There are lots of media remembrances as we look at what will soon be noted as the past year of 2018. We tend to acknowledge the high-profile issues like the death of famous people, major crises that occurred, popular news stories, key accomplishments and so much more that has been identified by our media.
What is often unnoticed is the significant number of children and teenagers who are struggling with many life devastating issues. Suicide, drug and alcohol issues, mental health struggles like depression and debilitating anxiety, school problems, violence and bullying are just some of the examples of what is going on with hundreds of thousands of our youth.
Knowing that we are dealing with the future of our families, communities and our country through our children, it seems we should be placing these issues on our radar for some serious goal-setting in order to improve the outcomes for our children in 2019. However, we seem to be preoccupied with a polarized country with issues that overshadow the priority of our children.

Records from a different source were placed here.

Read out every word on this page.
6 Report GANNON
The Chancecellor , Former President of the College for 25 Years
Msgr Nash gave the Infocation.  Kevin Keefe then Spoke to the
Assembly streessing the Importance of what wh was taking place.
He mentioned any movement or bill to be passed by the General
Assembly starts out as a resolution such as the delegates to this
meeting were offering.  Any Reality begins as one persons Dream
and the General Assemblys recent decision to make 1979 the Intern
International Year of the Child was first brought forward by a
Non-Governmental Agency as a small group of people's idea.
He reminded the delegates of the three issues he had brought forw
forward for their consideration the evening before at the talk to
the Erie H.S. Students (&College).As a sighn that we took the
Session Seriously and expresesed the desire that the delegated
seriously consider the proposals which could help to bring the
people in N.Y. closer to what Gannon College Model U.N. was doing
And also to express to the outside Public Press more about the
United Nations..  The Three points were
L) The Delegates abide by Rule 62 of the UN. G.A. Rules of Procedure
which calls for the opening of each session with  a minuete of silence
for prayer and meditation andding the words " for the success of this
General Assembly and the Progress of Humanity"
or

Similar to past years they disappear from the focus of the needed societal changes that could improve their condition and future capacity. The many issues that are identified in the Adverse Childhood Experiences research are still prominent in the lives of our children. Yet, we are doing very little to improve the environments that our children are living in.
It is why I think the agenda of trauma-informed care is so important. I have the privilege of speaking to professionals on a regular basis who are on the front lines of dealing with child trauma and school environments. Each time I speak to them I am impressed with the issues they are facing as they deal with our children and their families. I have become increasingly aware that they are longing for training, support and services to help them and the children they serve find appropriate resources to help with the issues that are so destructive.

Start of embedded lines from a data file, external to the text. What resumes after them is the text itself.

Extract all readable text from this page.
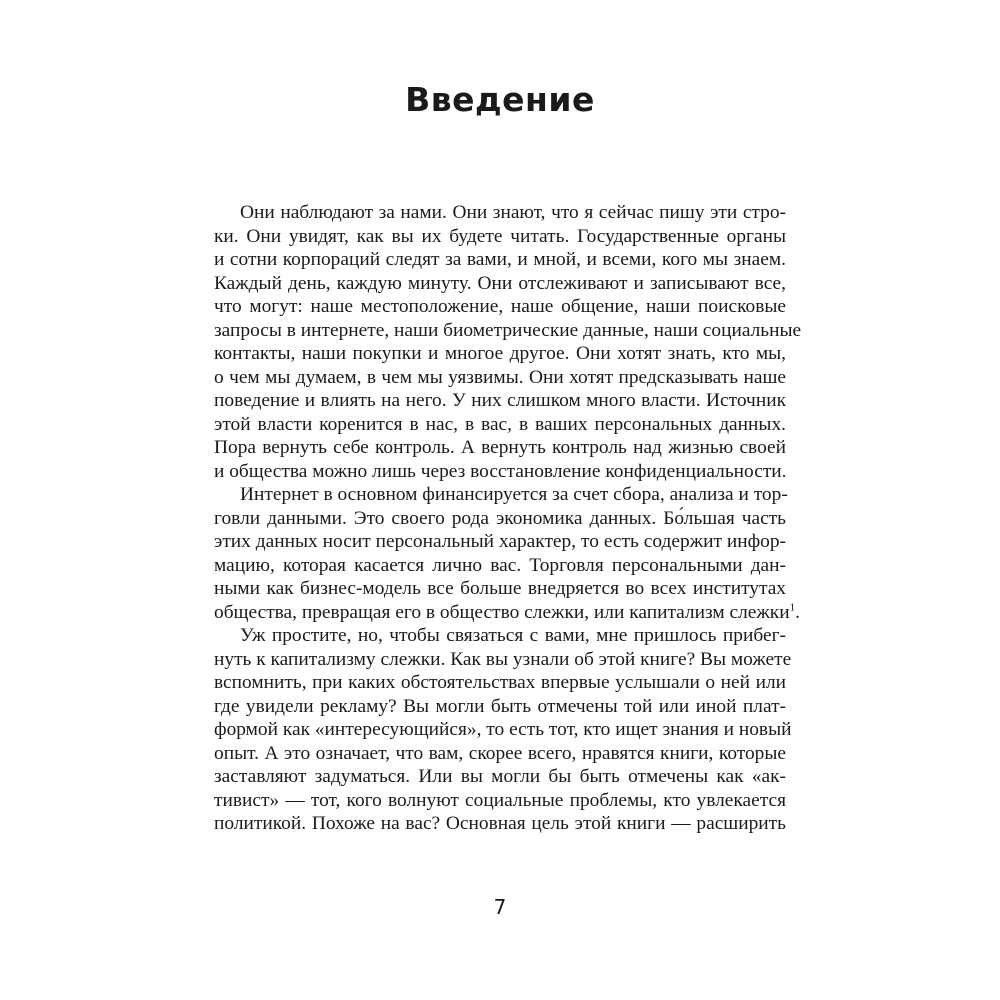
Введение
Они наблюдают за нами. Они знают, что я сейчас пишу эти стро-
ки. Они увидят, как вы их будете читать. Государственные органы
и сотни корпораций следят за вами, и мной, и всеми, кого мы знаем.
Каждый день, каждую минуту. Они отслеживают и записывают все,
что могут: наше местоположение, наше общение, наши поисковые
запросы в интернете, наши биометрические данные, наши социальные
контакты, наши покупки и многое другое. Они хотят знать, кто мы,
о чем мы думаем, в чем мы уязвимы. Они хотят предсказывать наше
поведение и влиять на него. У них слишком много власти. Источник
этой власти коренится в нас, в вас, в ваших персональных данных.
Пора вернуть себе контроль. А вернуть контроль над жизнью своей
и общества можно лишь через восстановление конфиденциальности.
Интернет в основном финансируется за счет сбора, анализа и тор-
говли данными. Это своего рода экономика данных. Бо́льшая часть
этих данных носит персональный характер, то есть содержит инфор-
мацию, которая касается лично вас. Торговля персональными дан-
ными как бизнес-модель все больше внедряется во всех институтах
общества, превращая его в общество слежки, или капитализм слежки$^1$.
Уж простите, но, чтобы связаться с вами, мне пришлось прибег-
нуть к капитализму слежки. Как вы узнали об этой книге? Вы можете
вспомнить, при каких обстоятельствах впервые услышали о ней или
где увидели рекламу? Вы могли быть отмечены той или иной плат-
формой как «интересующийся», то есть тот, кто ищет знания и новый
опыт. А это означает, что вам, скорее всего, нравятся книги, которые
заставляют задуматься. Или вы могли бы быть отмечены как «ак-
тивист» — тот, кого волнуют социальные проблемы, кто увлекается
политикой. Похоже на вас? Основная цель этой книги — расширить
7
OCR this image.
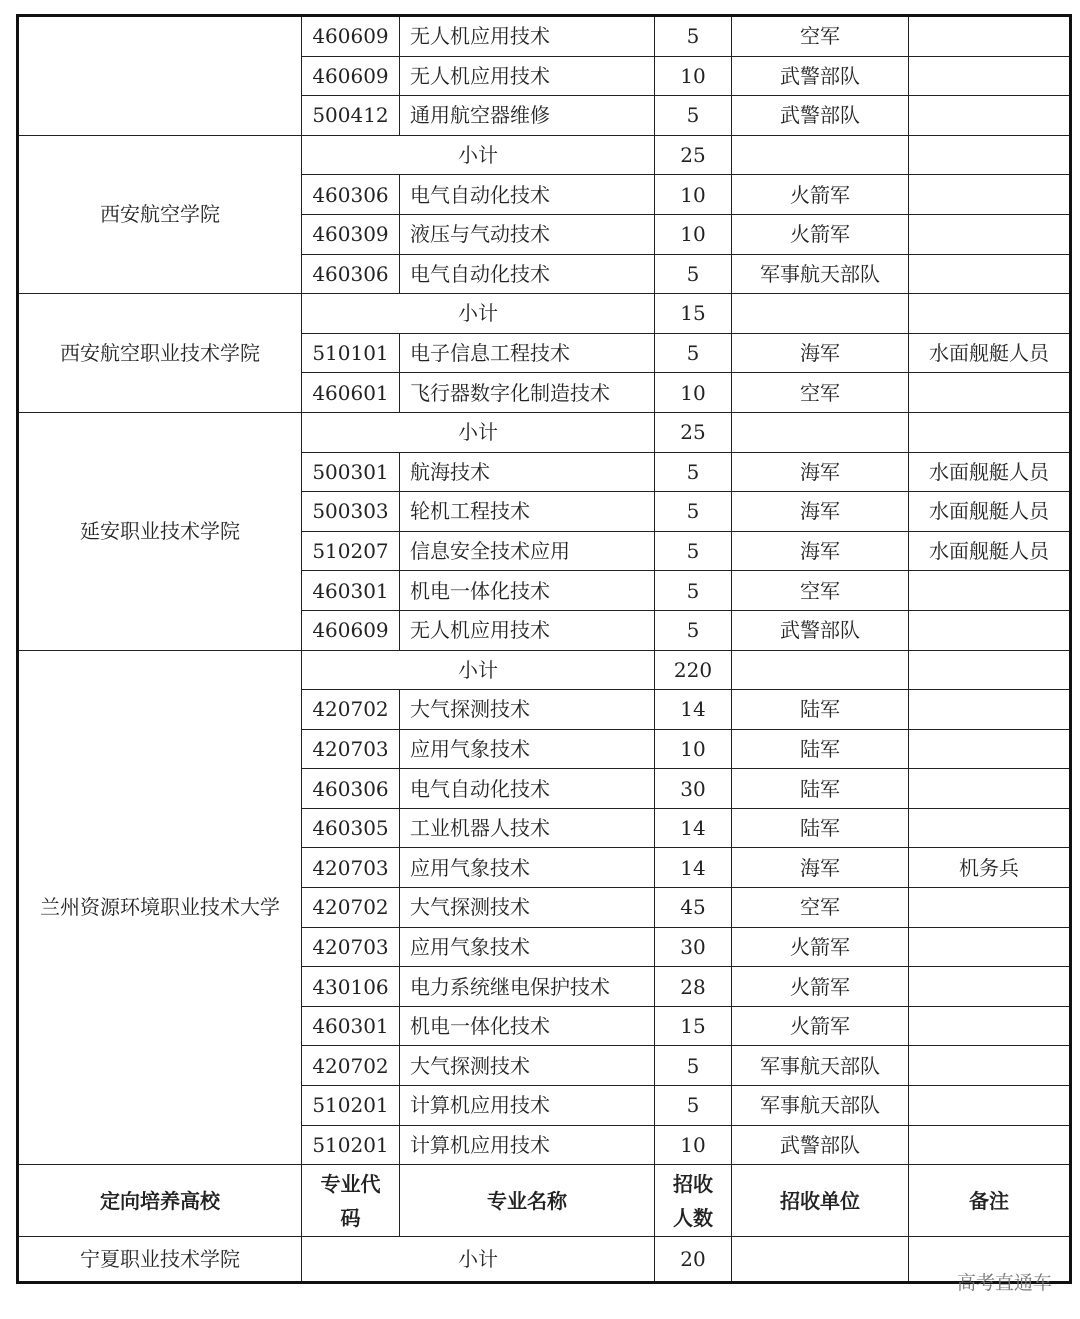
	460609	无人机应用技术	5	空军	
	460609	无人机应用技术	10	武警部队	
	500412	通用航空器维修	5	武警部队	
西安航空学院	小计		25		
	460306	电气自动化技术	10	火箭军	
	460309	液压与气动技术	10	火箭军	
	460306	电气自动化技术	5	军事航天部队	
西安航空职业技术学院	小计		15		
	510101	电子信息工程技术	5	海军	水面舰艇人员
	460601	飞行器数字化制造技术	10	空军	
延安职业技术学院	小计		25		
	500301	航海技术	5	海军	水面舰艇人员
	500303	轮机工程技术	5	海军	水面舰艇人员
	510207	信息安全技术应用	5	海军	水面舰艇人员
	460301	机电一体化技术	5	空军	
	460609	无人机应用技术	5	武警部队	
兰州资源环境职业技术大学	小计		220		
	420702	大气探测技术	14	陆军	
	420703	应用气象技术	10	陆军	
	460306	电气自动化技术	30	陆军	
	460305	工业机器人技术	14	陆军	
	420703	应用气象技术	14	海军	机务兵
	420702	大气探测技术	45	空军	
	420703	应用气象技术	30	火箭军	
	430106	电力系统继电保护技术	28	火箭军	
	460301	机电一体化技术	15	火箭军	
	420702	大气探测技术	5	军事航天部队	
	510201	计算机应用技术	5	军事航天部队	
	510201	计算机应用技术	10	武警部队	
定向培养高校	专业代码	专业名称	招收人数	招收单位	备注
宁夏职业技术学院	小计		20		
高考直通车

I am hoping for a national movement for trauma-informed care that will establish new resources and opportunities for those who care for our children to be trained and capable to help children cope with the many adversities they face. It could begin with how we understand the impact of trauma. Then we can sensitively and contextually develop resources that could provide coping mechanisms and strategies to change environments in our childcare centers, schools, mental health programs, drug and alcohol rehabilitation centers, social service programs and other programs where children are being cared for. This kind of trauma-informed movement gets to the cause of what has happened to our children. Only then can we creatively provide treatment programs that are attuned and aware of what our children need most for coping and recovery.

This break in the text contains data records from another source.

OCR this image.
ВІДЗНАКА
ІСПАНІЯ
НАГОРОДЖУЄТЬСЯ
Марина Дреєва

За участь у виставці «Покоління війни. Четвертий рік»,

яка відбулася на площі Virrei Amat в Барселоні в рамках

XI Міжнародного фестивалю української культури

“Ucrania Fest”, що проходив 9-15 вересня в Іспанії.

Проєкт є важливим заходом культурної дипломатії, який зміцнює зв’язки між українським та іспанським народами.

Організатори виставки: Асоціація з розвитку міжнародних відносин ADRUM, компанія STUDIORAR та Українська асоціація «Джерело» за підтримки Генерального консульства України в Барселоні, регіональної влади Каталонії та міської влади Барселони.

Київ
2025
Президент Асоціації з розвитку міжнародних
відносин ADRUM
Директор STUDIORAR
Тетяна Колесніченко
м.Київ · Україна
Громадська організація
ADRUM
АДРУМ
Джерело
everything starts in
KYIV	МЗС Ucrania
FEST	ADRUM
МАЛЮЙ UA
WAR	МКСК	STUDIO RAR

In this moment of year-end remembering I am hopeful that we will consider the consequences of the many issues facing our children and teenagers. As we embark on this New Year, I am resolved and committed to advocate for programs that will offer new options and opportunities for our children to cope, heal and overcome life’s most difficult obstacles. It should be one of our highest priorities to find new ways to invest valuable resources and strategic help for our children. It is my hope that 2019 will be a year of raised awareness, new resources and great impact for the good of our children all over our country. They desperately need our proactive support!
Happy 2019 to you all. Thanks so much for reading Lakeside Connect.